命を守る決意、新たに 石巻市学校防災推進会議 「提言」具現化へ
石巻市学校防災推進会議の2021年度初会合が12日、市防災センター多目的ホールであった。「防災研修」「防災管理」「防災教育」のワーキンググループ(WG)で構成する会議のメンバーは、東日本大震災を教訓に園児、児童、生徒の命を守ることを前提にして、学校防災に取り組む決意を新たにした。

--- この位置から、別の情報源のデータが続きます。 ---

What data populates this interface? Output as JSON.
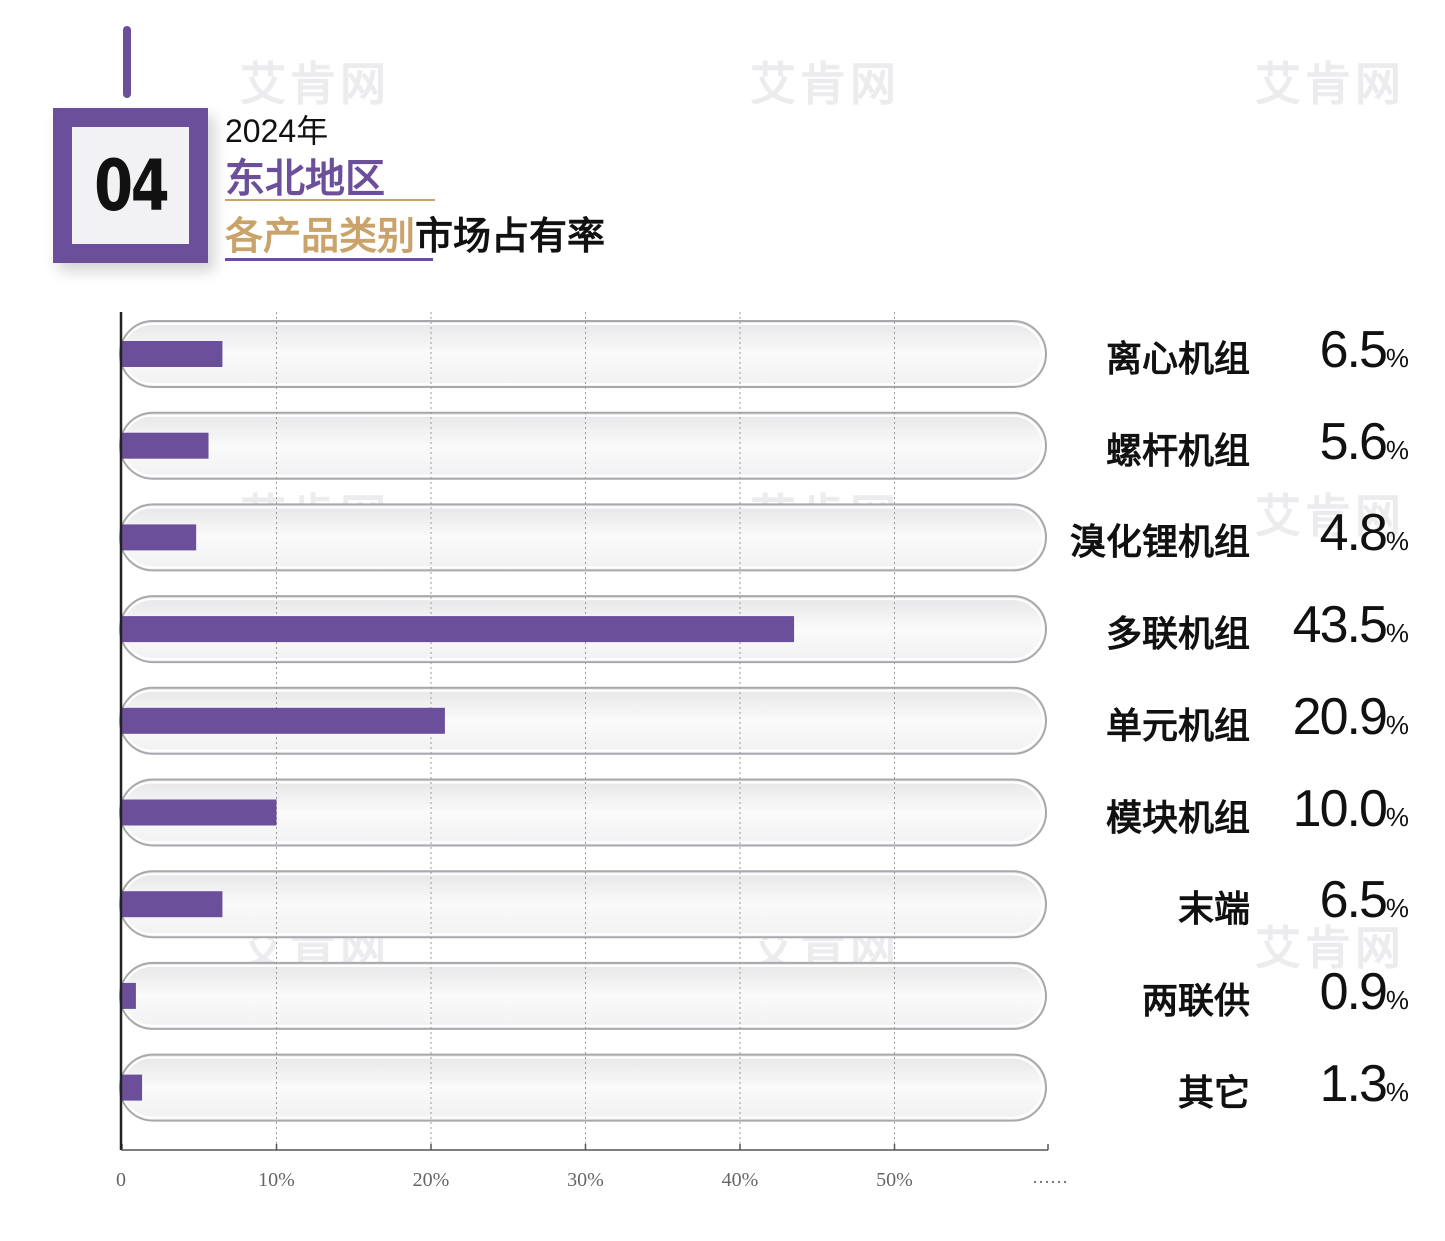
{
  "header": {
    "badge_number": "04",
    "year": "2024年",
    "region": "东北地区",
    "title_highlight": "各产品类别",
    "title_rest": "市场占有率"
  },
  "watermark_text": "艾肯网",
  "colors": {
    "accent": "#6c4f9b",
    "gold": "#c9a36a",
    "text": "#111111"
  },
  "chart_data": {
    "type": "bar",
    "orientation": "horizontal",
    "categories": [
      "离心机组",
      "螺杆机组",
      "溴化锂机组",
      "多联机组",
      "单元机组",
      "模块机组",
      "末端",
      "两联供",
      "其它"
    ],
    "values": [
      6.5,
      5.6,
      4.8,
      43.5,
      20.9,
      10.0,
      6.5,
      0.9,
      1.3
    ],
    "value_labels": [
      "6.5",
      "5.6",
      "4.8",
      "43.5",
      "20.9",
      "10.0",
      "6.5",
      "0.9",
      "1.3"
    ],
    "unit": "%",
    "x_ticks": [
      "0",
      "10%",
      "20%",
      "30%",
      "40%",
      "50%"
    ],
    "x_tick_values": [
      0,
      10,
      20,
      30,
      40,
      50
    ],
    "axis_continuation": "……",
    "xlim": [
      0,
      60
    ],
    "grid": true
  }
}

幼稚園から高校までの学校関係者や大学教授、消防、教育支援団体、市長部局のメンバーらをはじめ、事務局の市教委を含む二十数人が出席した。座長に東北大災害科学国際研究所の佐藤健教授、副座長に石巻市町内会連合会の井上誼一会長を選出。事務局が本年度のWGの取り組みを説明した。
「防災研修」では、教職員の災害対応力の向上や、大川小事故検証報告書にある「24の提言」の具現化などを狙いに研修会を6月22日から計4回計画。地域の特性や学校の実情に応じた防災拠点としての機能を組織的に整備する考えを示した。
地域防災連絡会の設置促進と充実に言及したのが「防災管理」。防災意識の高まりを受け、幼稚園・こども園から小中高校までの計59校園の全ての設置が完了した。関係者は「子どもを含めた地域住民の生命・安全の確保に努める体制づくりが整った結果」と語る。
「防災教育」では、防災教育副読本「未来へつなぐ」の内容の見直しや、幼稚園を含めた各成長段階に応じた防災教育の流れを考察することなどを確認した。副読本は小学校1~3年、4~6年、中学校の3種類。12月には副読本の活用状況調査も予定している。
境直彦教育長は「震災から10年が過ぎ、記憶の風化が懸念される。石巻の活動を広く発信し、次世代に伝えることが大切だ」とあいさつした。
推進会議は、学校防災の分析や考察を踏まえた今後の取り組みについて意見を聴取し、活動などに反映させるのが目的。大川小事故検証報告書の24の提言を具現化するための要にもなる。
会合は今後、10月28日と来年2月15日に予定している。